Many of the ventures sound like logical extensions of existing media brands because, hey, media companies are all about attracting and keeping audiences and then figuring out ways to bring them closer to marketers.
Hearst's acquisition of eCrush and related Web sites fits nicely with a coming revamp of Cosmogirl.com, Teenmag.com and other online publications for teenagers. One of the sites it acquired, espinthebottle.com, is basically a flirting site for teenagers that vets its participants' information before matching kids up, to keep the fun clean and safe. So far, the site has attracted more than 3.8 million "hotties" (its term).
Chuck L. Cordray, the vice president for Hearst Magazines Digital, noted that part of the appeal of eCrush is that it is a stand-alone business that can also become a feature of other Hearst online ventures.
"It's a new way of fulfilling a mission magazines have fulfilled for some time, which is creating communities of interest," Mr. Cordray said.
What is striking about many of these mainstream media ventures into social networking is that they mirror the big debate over whether Internet surfers will continue to migrate to big portal sites like AOL and Yahoo or will use widely available tools to fashion their own customized Web lives.
According to the online ratings firm ComScore Media Metrix, most of the Top 10 social networking sites as of December 2006 were still big portals like MySpace, Facebook, Yahoo Geocities, Lycos Tripod and AOL. Of course, if social networking soon becomes a popular feature of existing media brands' Web efforts, its success will be measured by how much it drives traffic and revenue to existing brands, not just by whether it creates winning new ones. For now, NBC, like Disney, is placing most of its bets on integrating features like personalized pages into its existing Web sites rather than trying to build new destinations.

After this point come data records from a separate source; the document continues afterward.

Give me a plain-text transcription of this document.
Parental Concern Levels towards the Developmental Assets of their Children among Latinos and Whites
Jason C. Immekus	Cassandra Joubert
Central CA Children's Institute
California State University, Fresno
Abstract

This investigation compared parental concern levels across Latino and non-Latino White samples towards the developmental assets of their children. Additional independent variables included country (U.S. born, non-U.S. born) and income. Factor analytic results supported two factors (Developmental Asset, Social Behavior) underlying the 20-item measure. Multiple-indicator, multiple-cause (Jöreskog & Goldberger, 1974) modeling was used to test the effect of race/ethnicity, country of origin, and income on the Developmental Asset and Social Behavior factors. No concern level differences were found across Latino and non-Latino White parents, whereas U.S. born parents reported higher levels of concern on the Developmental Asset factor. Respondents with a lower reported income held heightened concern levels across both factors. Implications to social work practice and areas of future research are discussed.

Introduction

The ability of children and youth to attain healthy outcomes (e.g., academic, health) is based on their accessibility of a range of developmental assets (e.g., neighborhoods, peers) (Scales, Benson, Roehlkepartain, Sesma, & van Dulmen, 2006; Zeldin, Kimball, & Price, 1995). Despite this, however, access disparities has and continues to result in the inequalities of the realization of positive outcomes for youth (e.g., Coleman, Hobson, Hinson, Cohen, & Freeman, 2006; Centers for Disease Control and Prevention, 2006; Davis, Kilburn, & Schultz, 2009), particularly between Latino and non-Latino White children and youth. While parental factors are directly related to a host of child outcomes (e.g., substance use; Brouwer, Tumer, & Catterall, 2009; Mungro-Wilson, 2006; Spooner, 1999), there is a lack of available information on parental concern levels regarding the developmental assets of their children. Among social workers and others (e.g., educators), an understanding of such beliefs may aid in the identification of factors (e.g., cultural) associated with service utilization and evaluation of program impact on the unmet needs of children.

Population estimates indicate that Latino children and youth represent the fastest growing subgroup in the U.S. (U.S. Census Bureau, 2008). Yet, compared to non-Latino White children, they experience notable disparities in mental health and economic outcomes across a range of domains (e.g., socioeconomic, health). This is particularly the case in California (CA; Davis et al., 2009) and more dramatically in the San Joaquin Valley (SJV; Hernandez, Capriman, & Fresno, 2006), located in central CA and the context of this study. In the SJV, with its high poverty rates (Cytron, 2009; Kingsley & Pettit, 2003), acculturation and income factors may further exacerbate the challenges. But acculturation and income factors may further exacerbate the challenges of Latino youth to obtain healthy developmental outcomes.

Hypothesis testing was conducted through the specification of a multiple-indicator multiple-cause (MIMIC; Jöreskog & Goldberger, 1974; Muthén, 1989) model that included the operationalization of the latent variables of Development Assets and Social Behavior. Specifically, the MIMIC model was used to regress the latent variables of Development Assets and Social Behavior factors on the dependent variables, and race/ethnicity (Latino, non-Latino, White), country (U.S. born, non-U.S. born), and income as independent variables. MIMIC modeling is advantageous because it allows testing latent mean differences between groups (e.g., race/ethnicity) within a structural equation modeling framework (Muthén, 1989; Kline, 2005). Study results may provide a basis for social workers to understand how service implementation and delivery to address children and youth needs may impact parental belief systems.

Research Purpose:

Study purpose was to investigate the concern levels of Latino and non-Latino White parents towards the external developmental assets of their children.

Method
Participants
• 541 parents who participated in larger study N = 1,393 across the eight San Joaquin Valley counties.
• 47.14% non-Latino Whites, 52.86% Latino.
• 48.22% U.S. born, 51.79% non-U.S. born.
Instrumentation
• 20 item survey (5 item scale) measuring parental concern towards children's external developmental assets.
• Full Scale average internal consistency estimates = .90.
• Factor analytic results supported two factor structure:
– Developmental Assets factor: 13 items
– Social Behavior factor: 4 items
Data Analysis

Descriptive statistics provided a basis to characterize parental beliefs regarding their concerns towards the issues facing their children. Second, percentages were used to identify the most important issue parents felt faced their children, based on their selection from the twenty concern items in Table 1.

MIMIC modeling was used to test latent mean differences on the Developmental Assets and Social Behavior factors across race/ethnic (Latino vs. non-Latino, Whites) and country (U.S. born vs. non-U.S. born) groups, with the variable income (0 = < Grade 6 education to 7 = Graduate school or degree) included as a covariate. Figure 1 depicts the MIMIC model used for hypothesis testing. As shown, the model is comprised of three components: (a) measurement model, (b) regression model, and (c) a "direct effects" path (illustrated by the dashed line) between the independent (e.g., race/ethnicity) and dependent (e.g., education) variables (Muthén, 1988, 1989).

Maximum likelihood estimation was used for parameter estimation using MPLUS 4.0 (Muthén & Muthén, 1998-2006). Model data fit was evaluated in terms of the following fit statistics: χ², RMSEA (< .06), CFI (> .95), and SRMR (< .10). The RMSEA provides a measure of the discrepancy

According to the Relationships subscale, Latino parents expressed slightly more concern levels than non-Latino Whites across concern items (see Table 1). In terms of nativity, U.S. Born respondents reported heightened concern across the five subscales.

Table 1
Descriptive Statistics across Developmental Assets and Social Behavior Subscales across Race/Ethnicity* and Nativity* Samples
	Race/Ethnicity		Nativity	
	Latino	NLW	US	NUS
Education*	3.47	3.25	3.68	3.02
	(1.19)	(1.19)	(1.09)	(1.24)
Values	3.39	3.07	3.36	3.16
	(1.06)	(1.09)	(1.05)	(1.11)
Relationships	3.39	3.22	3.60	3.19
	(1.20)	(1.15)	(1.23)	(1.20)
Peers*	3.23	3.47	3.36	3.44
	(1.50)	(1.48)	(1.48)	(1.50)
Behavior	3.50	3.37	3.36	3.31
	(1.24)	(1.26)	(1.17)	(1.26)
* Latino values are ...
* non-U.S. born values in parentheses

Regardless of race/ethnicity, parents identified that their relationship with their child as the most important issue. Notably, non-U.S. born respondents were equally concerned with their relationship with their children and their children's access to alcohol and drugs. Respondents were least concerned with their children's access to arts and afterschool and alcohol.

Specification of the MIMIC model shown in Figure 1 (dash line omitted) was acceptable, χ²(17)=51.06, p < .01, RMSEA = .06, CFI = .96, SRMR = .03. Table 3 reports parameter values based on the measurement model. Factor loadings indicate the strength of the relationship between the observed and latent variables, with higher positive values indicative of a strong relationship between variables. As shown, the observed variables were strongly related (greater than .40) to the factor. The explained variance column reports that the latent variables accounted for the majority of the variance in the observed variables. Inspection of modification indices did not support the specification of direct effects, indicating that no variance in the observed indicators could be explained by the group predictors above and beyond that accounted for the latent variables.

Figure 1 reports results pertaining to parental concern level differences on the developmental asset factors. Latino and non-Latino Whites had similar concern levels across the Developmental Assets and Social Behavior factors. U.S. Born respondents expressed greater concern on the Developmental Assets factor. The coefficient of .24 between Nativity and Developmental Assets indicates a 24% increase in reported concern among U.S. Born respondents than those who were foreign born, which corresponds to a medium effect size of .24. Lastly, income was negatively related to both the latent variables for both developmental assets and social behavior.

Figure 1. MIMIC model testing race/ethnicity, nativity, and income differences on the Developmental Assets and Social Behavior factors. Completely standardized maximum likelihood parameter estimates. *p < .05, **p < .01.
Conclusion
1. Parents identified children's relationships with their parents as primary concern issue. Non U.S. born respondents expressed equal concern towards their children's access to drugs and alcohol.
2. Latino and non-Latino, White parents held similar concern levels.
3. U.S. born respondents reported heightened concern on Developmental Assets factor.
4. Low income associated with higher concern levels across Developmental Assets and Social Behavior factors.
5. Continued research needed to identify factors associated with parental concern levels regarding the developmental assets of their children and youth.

IT can be a tricky business when audiences evolve from being consumers to members. For instance, the need to keep out the wrong element adds a new layer of complexity to the media mix.
MySpace, which according to ComScore Media Metrix attracts more than one-third of the entire social networking audience in the United States, was sued last week by several families who accused it of negligence and recklessness; they said predators were introduced to their underage daughters on the site. MySpace denied any wrongdoing but has been working on ways to make the site safer.
Know this: if you are part of the social networking wave, you will have all the "friends" you can handle. The invite is the new handshake. Get ready for a lot of opportunities to join all kinds of networks — and, one hopes, some appropriately Webby new way to politely say, "No, thank you."